You don't have to be a historical materialist to see that preaching middle class values while denying many Americans middle class options simply dodges the problem. As Smeal pointed out, it takes a certain audacity for an all male "Face the Nation" panel and a CBS docu-drama to question the morals of young Blacks. Those who now preach about lax sexual mores are the same ones who not so long ago closed their eyes and ears to the problem.
THE prudish euphemism "teenage pregnancy" is symptomatic of the New Rhetoric. Nowhere--in speeches, in debate, in media--do we bring ourselves to say it. These are not 14-year-old women; they are pregnant girls. As Smeal put it, "the only time a woman is called a woman is when she's pregnant." Why is "pregnant girl" an unspeakable contradiction in terms for us? It belies what our culture sees as the essence of being a woman: getting pregnant.

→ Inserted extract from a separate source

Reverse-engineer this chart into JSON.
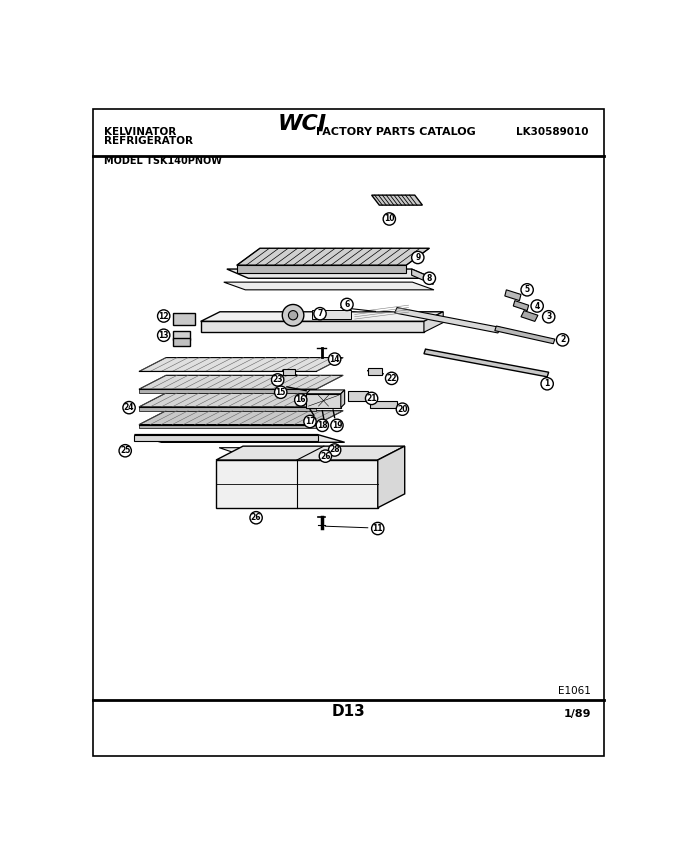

Perhaps the most obvious rhetoric-reality gap emerges in the problems of sex education and contraception. Outspoken Phyllis Schlafly schlafts the whole idea of educating children about reproductive biology, claiming that such education is nothing but free advertising for abortion clinics. The three major TV networks have refused to show a public service announcement because it uses the word "contraceptives". The same networks regularly program thousands of hours of hardly concealed sex scenes.
Madonna may be sexier than Doris Day, but again it's all rhetoric; teenagers are just as ignorant about the biology of reproduction as they used to be.
We are an idolatrous culture, worshipping symbols and images: the space shuttle, NASA, Martin Luther King Day, and sexless adolescents. The New Rhetoric is an exercise in idolatry--no the old biblical kind, but the modern version--the version that sometimes leaves people broken behind the scenes.